同類交配(似た者同士がつがう傾向)は、進化における重要な現象である。体の大きさに関する同類交配が生じるメカニズムは、いろいろ提唱されてきた。例えば、「オスは繁殖能力の高い大きなメスを選ぶ性質があり、メスの獲得競争において大きなオスは有利である」とすれば、大きいもの同士と小さいもの同士の交配が生じる。節足動物や魚類などではこの説を支持する報告がある。
しかし、そもそもメスの繁殖能力が体の大きさにあまり影響されない生物や、大きな体を持つことがオスにとって必ずしも有利でない生物では、上のようなメカニズムは当てはまらないと考えられる。

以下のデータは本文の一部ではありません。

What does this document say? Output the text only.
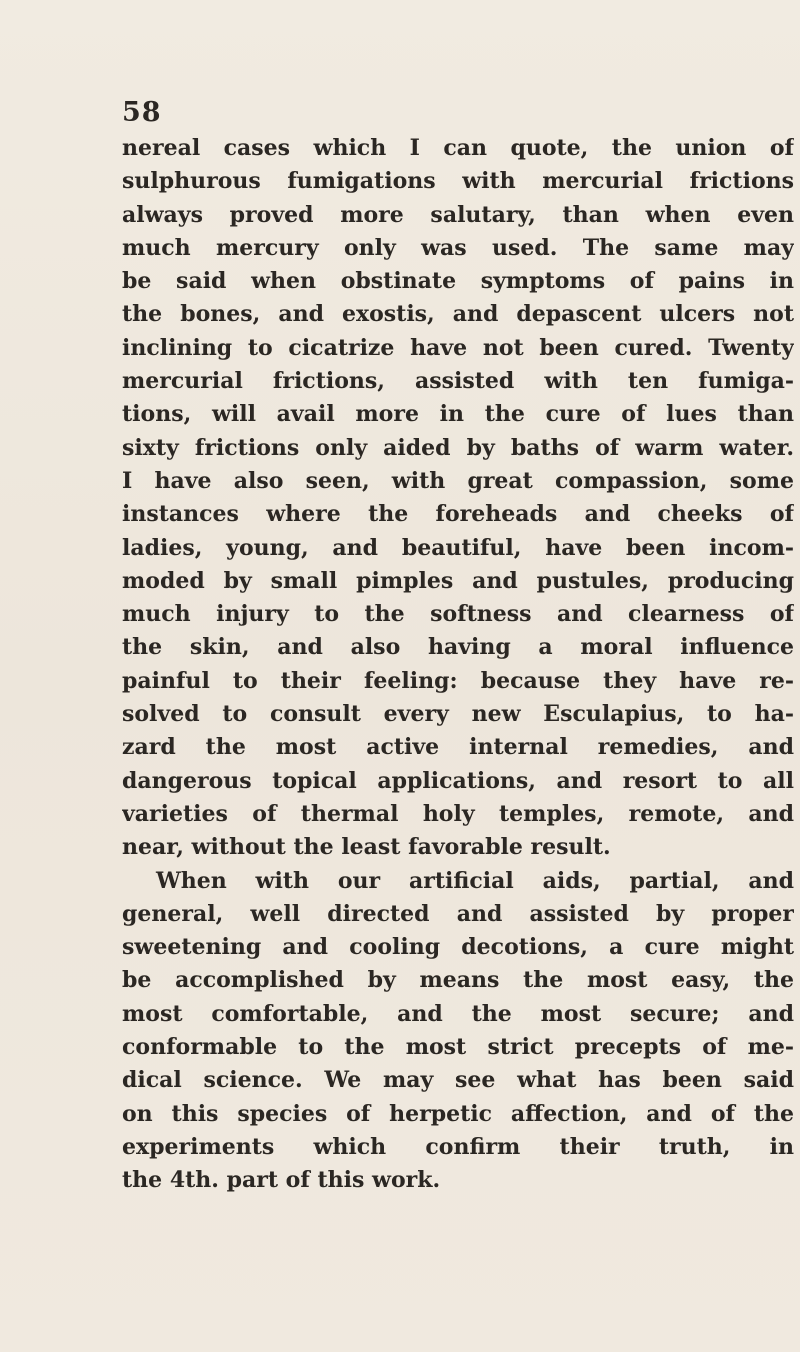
58
nereal cases which I can quote, the union of
sulphurous fumigations with mercurial frictions
always proved more salutary, than when even
much mercury only was used. The same may
be said when obstinate symptoms of pains in
the bones, and exostis, and depascent ulcers not
inclining to cicatrize have not been cured. Twenty
mercurial frictions, assisted with ten fumiga-
tions, will avail more in the cure of lues than
sixty frictions only aided by baths of warm water.
I have also seen, with great compassion, some
instances where the foreheads and cheeks of
ladies, young, and beautiful, have been incom-
moded by small pimples and pustules, producing
much injury to the softness and clearness of
the skin, and also having a moral influence
painful to their feeling: because they have re-
solved to consult every new Esculapius, to ha-
zard the most active internal remedies, and
dangerous topical applications, and resort to all
varieties of thermal holy temples, remote, and
near, without the least favorable result.
When with our artificial aids, partial, and
general, well directed and assisted by proper
sweetening and cooling decotions, a cure might
be accomplished by means the most easy, the
most comfortable, and the most secure; and
conformable to the most strict precepts of me-
dical science. We may see what has been said
on this species of herpetic affection, and of the
experiments which confirm their truth, in
the 4th. part of this work.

体サイズの同類交配を生み出すメカニズムは、種や分類群によって異なるかもしれない。
タカやフクロウなどの猛禽類は一般的にオスがメスよりも小さい。オスが小さな体を持つことには、飛翔能力と採餌効率の向上という利点があるとされる。これは上述の、「大きな体を持つことがオスにとって必ずしも有利でない場合」の例と考えられる。ゆえに、猛禽類で体サイズに関する同類交配が生じている場合、そのメカニズムは、他の分類群のような「オスが大きな体を持つことの有利さ」では説明できない可能性がある。

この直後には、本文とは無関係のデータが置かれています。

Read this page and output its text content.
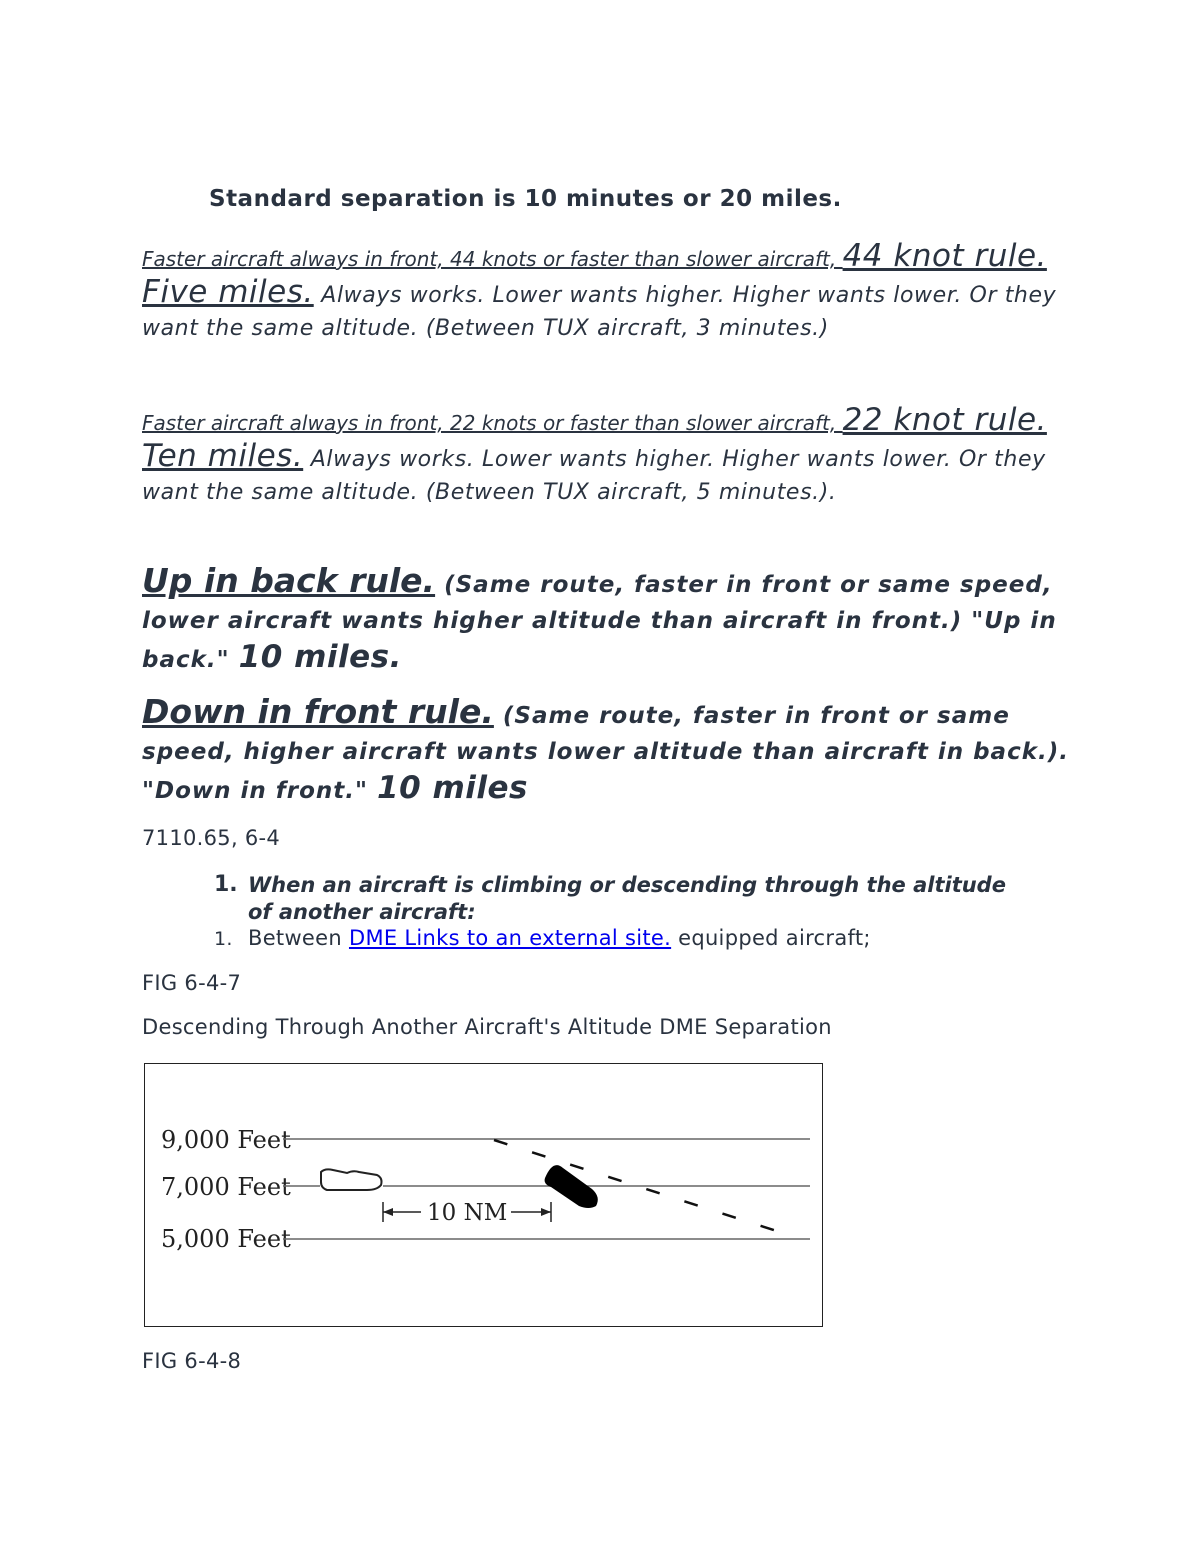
Standard separation is 10 minutes or 20 miles.
Faster aircraft always in front, 44 knots or faster than slower aircraft, 44 knot rule. Five miles. Always works. Lower wants higher. Higher wants lower. Or they want the same altitude. (Between TUX aircraft, 3 minutes.)
Faster aircraft always in front, 22 knots or faster than slower aircraft, 22 knot rule. Ten miles. Always works. Lower wants higher. Higher wants lower. Or they want the same altitude. (Between TUX aircraft, 5 minutes.).
Up in back rule. (Same route, faster in front or same speed, lower aircraft wants higher altitude than aircraft in front.) "Up in back." 10 miles.
Down in front rule. (Same route, faster in front or same speed, higher aircraft wants lower altitude than aircraft in back.). "Down in front." 10 miles
7110.65, 6-4
1. When an aircraft is climbing or descending through the altitude of another aircraft:
1. Between DME Links to an external site. equipped aircraft;
FIG 6-4-7
Descending Through Another Aircraft's Altitude DME Separation
9,000 Feet
7,000 Feet
5,000 Feet
10 NM
FIG 6-4-8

そのメカニズムを調べるため、私たちはリュウキュウコノハズクの亜種ダイトウコノハズクOtus elegans interpositus(図1)の事例研究を行った。その結果、嘴(くちばし)と翼の長さに関して同類交配の傾向が見いだされた。出会いやすい配偶者候補の体サイズを統計的に考慮してもこの傾向は維持されたことから(図2)、彼らは積極的に体サイズに関して相手を選んでいることが示唆された。さらに翼が短いオスはより多くの子孫を残せる傾向や(図3)、翼の短いメスは早く縄張りに定着できる傾向も見いだされた。この結果は、小さなメスには、子孫を残すうえで有利な小さなオスを選ぶうえでの有利さがあること示唆する。
以上から「大きいオスが大きいメスを獲得する」ではなく、その雌雄の役割を逆転させた「小さいメスが小さいオスを獲得する」というメカニズムが、ダイトウコノハズクの体サイズに関する同類交配をもたらしている可能性が示唆された。本研究の成果は、体サイズに関する同類交配が生じるメカニズムの既存仮説の一般化に貢献するものである。
図1
リュウキュウコノハズクの南大東島固有亜種ダイトウコノハズク(環境省レッドリスト絶滅危惧II類)

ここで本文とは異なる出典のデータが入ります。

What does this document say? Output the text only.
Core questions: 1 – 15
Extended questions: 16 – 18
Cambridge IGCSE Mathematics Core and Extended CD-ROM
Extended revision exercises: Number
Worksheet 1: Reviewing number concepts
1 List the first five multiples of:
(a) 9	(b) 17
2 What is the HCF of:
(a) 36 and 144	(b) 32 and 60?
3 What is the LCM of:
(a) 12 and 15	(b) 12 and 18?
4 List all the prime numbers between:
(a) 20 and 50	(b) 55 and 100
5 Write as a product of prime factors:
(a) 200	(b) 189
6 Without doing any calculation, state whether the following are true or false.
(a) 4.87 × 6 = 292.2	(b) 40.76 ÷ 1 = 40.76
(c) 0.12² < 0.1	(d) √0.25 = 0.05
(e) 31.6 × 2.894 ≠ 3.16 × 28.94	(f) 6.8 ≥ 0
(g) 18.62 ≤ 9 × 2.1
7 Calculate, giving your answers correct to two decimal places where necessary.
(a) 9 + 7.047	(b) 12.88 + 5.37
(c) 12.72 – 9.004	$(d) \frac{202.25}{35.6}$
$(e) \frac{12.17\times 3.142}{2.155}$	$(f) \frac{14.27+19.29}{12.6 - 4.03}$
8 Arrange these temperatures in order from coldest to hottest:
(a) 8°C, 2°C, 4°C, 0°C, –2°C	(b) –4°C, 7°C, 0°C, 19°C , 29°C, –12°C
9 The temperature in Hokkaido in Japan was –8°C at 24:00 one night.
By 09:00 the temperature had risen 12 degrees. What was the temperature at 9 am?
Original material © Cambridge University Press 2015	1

脚についているのは個体識別用の足環。こうした標識をすることで、個体のつがい関係や生存率を明らかにできる。
図2
同類交配の存在を示す結果
体サイズに関する同類交配の傾向は、つがいのオスとメスの体サイズの相関係数をもって表される。本研究では、同類交配の傾向の存在を統計的に示すために無作為化検定を用いた。つまり、実際の個体からランダムな組み合わせで仮想つがいを作り出し(図中イラスト、大小は性別、濃淡は年齢)、それらから得られる相関係数の予測値の分布(図中ヒストグラム)と、相関係数の実際の値(図中矢印)を比較した。実際の値が、ランダムなつがい形成で予測される値より極端に大きいので、実際のつがいは有意に同類交配の傾向をもつことがわかる。 (a)から(c)はそれぞれ、ランダムなつがい形成を行う際に、(a)では全個体がランダムに、(b)では近くにいる個体がランダムに、(c)では年齢の近い個体がランダムに、組み合わさるようにして検定を行った場合の結果。個体の位置や年齢を考慮しても結果がほぼ変わらないことから、同類交配の傾向は近くにいる個体の大きさが似ていることや、年齢による大きさの違いでは説明できないことを示唆する。
図3
体の大きさが個体の適応度と関係することを示す結果
(a)は各つがいのオスの翼長と、そのつがいが一度の繁殖で生み出したヒナのうち巣立ちに至ったヒナの数の関係。黒丸と実線は、成鳥オス(2歳以上)のデータと回帰分析による平均の推定値。白丸と点線は、若鳥オス(1歳)のデータと回帰分析による平均の推定値。塗りつぶしは推定値の95%信用区間。(b)は各つがいのオスの翼長と、そのつがいが一度の繁殖で生み出したヒナのうち翌年以降に定着を確認できたヒナの数の関係。丸と線、塗りつぶしの意味は(a)と同じ。(c)は翼長とその個体の年間生存率の関係。実線と点線はそれぞれメスとオスの推定値。塗りつぶしは95%信用区間。全体的に翼が短い方が、残せるヒナの数や生存できる確率が高いことがわかる。